Inventories of ULSD in the northeast region of the US ended March 2017 at 33.8mn bl, more than three times the volume at the end of March, 2015, data from the US Energy Information Administration show. ULSD is the main blendstock for home heating oil in the 11 state region of the US northeast, PADDs 1A and PADDs 1B, where sulphur limits have become increasingly stringent over the years.

End user suppliers were heard to have secured volumes of ULSD in June and July, when the contango in the ULSD forward curve was wide. But the volumes were heard to be conservative compared with previous years on fears of another warm winter. By early August, the forward curve had flattened enough to discourage stock building. Inventories of ULSD at the northeastern part of the US currently stand at 33.5mn bl.

The upcoming winter, December through February, is expected to be warmer than the 30-year average, but colder than last winter, according to Commodity Weather Group. Forecasters also expect October to be cooler than last year.
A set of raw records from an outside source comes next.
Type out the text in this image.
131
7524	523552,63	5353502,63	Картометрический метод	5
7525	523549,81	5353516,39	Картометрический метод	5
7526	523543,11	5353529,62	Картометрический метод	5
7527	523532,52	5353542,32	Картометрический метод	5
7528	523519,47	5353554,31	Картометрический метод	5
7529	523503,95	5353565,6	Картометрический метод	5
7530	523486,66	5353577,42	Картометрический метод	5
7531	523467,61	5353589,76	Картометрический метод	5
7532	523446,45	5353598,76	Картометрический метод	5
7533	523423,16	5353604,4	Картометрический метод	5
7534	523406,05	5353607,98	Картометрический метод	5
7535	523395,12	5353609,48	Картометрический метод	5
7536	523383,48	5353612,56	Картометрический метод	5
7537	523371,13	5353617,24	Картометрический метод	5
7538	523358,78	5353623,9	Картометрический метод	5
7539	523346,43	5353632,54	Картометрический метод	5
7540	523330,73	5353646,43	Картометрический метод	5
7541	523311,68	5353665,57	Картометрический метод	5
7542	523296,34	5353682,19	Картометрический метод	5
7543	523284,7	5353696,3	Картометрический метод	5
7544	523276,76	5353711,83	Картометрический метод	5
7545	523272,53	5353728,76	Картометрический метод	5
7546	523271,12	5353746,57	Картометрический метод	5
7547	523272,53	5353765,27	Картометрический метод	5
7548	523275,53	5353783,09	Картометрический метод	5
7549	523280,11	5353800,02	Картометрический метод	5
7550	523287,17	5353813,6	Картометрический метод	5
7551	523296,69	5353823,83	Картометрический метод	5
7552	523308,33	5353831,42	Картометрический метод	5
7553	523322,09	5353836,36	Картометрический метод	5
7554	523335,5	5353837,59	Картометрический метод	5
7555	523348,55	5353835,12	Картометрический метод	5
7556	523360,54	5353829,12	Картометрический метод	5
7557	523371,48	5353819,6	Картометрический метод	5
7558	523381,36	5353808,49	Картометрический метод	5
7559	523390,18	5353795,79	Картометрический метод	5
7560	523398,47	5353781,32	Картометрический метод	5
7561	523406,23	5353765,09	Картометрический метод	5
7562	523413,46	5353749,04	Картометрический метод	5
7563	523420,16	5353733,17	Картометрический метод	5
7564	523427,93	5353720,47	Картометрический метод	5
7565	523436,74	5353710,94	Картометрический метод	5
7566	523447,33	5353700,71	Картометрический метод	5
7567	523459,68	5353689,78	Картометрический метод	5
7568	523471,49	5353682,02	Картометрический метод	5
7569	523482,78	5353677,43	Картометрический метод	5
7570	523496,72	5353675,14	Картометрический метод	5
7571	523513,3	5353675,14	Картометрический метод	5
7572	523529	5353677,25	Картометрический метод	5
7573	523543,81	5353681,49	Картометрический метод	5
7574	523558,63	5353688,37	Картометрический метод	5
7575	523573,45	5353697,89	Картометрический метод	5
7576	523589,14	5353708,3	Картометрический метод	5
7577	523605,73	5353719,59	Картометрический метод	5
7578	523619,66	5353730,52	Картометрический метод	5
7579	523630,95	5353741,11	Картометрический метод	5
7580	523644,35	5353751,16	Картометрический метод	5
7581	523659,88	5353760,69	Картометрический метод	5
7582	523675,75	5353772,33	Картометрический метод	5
A colder winter compared to last year is unlikely to cause price spikes, but if the Gulf coast export markets ramp up during the winter, it could limit volumes available for the northeast.

ULSD exports from the Gulf coast have had the greatest impact ever on northeast prices for two reasons: starting in July Colonial pipeline was shipping under capacity for the first time in five years; and ULSD is becoming the main blendstock for heating oil, as opposed to higher sulphur fuels.

Colonial's main distillates line fell out of allocation in July, when some shippers decided to let their shipping history go at the expense of future nominations. This means the amount of distillates moving on the pipeline from the Gulf coast to the northeast is aligning with the arbitrage more closely than ever. Distillate exports to Latin America and Europe have dominated the US Gulf coast markets in recent years and directly impact the domestic arbitrage to the northeast.

In 2018, the majority of the northeast states will require all home heating oil to have a sulphur specification of no more than 15ppm, continuing rule changes that began in 2012. This has led to refinery upgrades and reconfigurations and a subsequent drop in high-sulphur heating oil production. Instead, the home heating market is competing directly with the on-road diesel market.